May 2020 Q1 a.
Cash accounting policies and accrual accounting policies when applied respectively to the same transaction or events of the same entity will produce different pictures of the financial performance, position and cash flow information of the entity. Thus, the choice of alternative policies needs to be given much consideration. The International Public Sector Accounting Standards Board (IPSASB) permits the use of cash accounting policies whilst encouraging the application of accrual accounting policies in the preparation of financial reports for public sector.
Required:
Discuss the difference between cash accounting policies and accrual accounting policies in terms of recognition and or treatment of the following in the Financial Statements: (4 marks)
i) Revenue
ii) Capital asset
iii) Allowances and provisions
iv) Contingent liability
View Solution
Revenue
Cash accounting policy
Revenue is recognized in the statement of cash receipt and cash payment when received.

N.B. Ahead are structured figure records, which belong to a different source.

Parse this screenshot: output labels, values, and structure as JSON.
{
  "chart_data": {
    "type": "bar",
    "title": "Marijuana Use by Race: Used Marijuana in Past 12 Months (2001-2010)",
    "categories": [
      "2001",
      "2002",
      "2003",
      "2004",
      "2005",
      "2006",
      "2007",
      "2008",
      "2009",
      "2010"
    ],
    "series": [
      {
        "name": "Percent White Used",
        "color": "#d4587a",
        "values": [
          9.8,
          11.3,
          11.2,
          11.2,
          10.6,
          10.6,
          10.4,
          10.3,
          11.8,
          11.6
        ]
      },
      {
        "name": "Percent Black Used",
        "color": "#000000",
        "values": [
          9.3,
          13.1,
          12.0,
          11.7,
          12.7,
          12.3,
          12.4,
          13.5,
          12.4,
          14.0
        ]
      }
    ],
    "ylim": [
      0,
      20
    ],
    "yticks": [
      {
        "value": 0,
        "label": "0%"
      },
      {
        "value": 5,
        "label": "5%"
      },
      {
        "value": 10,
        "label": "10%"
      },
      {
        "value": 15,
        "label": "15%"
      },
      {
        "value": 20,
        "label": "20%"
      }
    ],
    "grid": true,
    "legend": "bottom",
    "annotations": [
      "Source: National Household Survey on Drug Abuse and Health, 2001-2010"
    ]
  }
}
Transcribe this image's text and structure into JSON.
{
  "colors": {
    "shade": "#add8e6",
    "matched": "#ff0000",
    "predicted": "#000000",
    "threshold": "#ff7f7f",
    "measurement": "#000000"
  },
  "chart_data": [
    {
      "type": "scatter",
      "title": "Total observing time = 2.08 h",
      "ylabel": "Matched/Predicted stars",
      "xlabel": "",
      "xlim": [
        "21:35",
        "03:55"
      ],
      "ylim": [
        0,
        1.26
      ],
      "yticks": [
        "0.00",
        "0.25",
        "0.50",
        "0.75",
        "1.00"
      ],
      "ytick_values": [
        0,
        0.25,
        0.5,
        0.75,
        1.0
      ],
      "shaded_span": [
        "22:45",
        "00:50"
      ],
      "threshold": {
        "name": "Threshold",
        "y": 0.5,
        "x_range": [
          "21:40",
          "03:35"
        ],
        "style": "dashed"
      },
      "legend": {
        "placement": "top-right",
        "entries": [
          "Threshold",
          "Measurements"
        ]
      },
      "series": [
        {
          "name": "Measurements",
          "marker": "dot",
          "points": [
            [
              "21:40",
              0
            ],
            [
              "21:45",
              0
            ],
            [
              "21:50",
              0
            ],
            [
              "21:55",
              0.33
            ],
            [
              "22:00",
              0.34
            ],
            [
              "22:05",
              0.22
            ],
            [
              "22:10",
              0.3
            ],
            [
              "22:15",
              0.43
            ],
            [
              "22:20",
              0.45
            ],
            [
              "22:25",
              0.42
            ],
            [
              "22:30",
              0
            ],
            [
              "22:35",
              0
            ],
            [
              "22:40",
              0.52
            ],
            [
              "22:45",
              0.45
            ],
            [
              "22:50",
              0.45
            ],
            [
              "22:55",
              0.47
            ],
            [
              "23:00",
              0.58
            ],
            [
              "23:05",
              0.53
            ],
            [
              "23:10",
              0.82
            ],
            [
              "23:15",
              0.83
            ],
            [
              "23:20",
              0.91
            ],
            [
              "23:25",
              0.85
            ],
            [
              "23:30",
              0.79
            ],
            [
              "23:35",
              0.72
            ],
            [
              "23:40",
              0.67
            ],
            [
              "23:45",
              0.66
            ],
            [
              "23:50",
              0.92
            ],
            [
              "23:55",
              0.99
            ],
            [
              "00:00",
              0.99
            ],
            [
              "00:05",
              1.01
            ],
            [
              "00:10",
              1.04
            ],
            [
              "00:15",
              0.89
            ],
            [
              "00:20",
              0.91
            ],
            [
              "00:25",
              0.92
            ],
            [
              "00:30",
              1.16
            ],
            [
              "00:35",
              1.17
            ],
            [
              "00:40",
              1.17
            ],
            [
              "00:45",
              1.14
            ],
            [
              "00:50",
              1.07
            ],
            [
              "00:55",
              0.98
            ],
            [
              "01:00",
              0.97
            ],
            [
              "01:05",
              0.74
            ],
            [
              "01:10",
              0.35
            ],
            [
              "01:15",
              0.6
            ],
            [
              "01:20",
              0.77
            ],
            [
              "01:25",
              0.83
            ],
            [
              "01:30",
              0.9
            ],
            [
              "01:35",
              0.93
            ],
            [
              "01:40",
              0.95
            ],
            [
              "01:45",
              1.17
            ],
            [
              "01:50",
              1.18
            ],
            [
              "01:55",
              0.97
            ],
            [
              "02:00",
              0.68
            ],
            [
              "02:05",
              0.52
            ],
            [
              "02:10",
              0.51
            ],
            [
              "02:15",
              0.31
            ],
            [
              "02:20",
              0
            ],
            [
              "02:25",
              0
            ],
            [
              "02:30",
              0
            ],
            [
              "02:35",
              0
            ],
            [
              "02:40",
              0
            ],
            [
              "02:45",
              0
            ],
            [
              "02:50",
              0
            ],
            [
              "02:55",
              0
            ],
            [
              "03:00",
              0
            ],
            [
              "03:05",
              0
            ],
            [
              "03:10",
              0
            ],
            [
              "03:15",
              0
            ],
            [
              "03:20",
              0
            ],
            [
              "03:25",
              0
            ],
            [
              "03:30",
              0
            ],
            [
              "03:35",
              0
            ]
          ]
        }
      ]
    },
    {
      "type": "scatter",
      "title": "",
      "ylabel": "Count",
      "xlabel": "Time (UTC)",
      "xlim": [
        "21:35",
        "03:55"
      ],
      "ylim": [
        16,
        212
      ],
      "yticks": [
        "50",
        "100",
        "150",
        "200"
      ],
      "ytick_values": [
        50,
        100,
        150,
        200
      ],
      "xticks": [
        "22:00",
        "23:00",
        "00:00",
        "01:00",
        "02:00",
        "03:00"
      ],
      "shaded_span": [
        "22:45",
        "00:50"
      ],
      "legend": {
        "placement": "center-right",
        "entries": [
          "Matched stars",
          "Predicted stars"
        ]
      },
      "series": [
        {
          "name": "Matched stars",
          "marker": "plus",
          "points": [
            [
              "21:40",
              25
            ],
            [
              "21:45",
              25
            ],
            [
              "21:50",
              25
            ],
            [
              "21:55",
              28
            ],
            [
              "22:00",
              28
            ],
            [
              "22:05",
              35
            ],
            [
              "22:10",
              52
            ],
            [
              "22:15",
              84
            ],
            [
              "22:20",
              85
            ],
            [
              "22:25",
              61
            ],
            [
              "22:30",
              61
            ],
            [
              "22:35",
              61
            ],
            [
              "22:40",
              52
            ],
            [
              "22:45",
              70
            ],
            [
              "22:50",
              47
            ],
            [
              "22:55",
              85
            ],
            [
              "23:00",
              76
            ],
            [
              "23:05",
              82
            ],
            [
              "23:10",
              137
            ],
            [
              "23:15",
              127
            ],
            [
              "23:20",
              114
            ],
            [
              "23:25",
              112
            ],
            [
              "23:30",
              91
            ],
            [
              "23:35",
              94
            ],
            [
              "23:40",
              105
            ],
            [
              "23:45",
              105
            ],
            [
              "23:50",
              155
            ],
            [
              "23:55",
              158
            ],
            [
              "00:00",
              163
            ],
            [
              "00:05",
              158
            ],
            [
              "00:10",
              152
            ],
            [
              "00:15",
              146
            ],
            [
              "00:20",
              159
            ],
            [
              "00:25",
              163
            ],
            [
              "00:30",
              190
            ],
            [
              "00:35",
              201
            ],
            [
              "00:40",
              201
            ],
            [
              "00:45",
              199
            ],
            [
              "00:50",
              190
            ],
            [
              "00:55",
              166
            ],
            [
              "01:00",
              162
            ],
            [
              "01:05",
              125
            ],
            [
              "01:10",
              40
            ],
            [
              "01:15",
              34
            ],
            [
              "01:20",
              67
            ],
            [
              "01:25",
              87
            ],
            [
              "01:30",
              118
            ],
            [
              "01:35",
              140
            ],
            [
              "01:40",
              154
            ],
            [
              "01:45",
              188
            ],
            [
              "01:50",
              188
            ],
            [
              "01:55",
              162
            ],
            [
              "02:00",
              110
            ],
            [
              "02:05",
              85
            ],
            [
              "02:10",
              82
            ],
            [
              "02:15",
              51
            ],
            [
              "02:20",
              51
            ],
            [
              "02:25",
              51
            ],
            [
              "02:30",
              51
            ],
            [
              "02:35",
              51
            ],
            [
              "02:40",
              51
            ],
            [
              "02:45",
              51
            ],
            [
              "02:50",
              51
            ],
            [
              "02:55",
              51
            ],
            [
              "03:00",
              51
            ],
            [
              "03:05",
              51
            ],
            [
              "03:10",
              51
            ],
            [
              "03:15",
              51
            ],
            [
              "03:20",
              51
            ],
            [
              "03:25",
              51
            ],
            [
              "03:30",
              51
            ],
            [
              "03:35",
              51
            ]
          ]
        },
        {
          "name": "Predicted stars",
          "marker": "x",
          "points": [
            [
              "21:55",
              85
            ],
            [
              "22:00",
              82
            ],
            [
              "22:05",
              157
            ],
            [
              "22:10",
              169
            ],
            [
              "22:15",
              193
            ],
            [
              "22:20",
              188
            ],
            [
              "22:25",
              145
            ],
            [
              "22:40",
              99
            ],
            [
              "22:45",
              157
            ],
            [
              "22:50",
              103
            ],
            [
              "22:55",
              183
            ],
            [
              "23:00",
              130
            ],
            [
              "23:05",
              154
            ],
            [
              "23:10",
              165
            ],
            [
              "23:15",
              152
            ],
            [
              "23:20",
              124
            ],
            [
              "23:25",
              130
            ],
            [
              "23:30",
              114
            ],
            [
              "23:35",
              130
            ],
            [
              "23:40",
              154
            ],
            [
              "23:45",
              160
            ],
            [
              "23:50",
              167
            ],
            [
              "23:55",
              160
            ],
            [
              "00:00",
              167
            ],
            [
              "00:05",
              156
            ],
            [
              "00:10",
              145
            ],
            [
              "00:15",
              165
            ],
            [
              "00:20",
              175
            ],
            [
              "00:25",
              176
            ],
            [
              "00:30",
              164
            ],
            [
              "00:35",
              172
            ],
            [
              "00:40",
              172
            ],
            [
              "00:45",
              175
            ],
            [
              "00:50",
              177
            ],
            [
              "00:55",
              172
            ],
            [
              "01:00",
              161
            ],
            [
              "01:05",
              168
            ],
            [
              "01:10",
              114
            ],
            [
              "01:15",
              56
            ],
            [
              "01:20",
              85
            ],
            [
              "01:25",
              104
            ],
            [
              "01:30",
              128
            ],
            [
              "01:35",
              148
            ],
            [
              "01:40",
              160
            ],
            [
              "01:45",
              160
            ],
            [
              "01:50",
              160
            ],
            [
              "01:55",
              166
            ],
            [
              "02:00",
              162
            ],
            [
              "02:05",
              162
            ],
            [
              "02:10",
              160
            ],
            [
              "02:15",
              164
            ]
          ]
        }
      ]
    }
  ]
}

No asset is recognized when the revenue is not received at the reporting date.
Accrual accounting policy
Revenue is recognized when earned but not when received. Revenue receivable are treated as assets on the statement of financial position.
Capital asset
Cash accounting policy
Capital assets are recognized as expenditure for the year in which the asset was purchased or developed. No depreciation is charged to the determination of cost of service of the period.
Accrual accounting policy
The asset is recognized as an asset. The cost of the asset is written off over its useful life in the determination of financial performance.
Allowances and provisions
Cash accounting policy
No room for allowances and provisions since recognition is purely on cash basis.
Accrual accounting policy
Allowance and provisions are made on receivables, stock loss and non-current assets.
Expenditure
Cash accounting policy
Expenditures are recognized when paid for. Unpaid expenditures are not accounted for.
Accrual Accounting Policy
Expenditure is recognized in the determination of financial performance when incurred not when paid for. Expenditure outstanding is reported as liability in the financial position of the entity.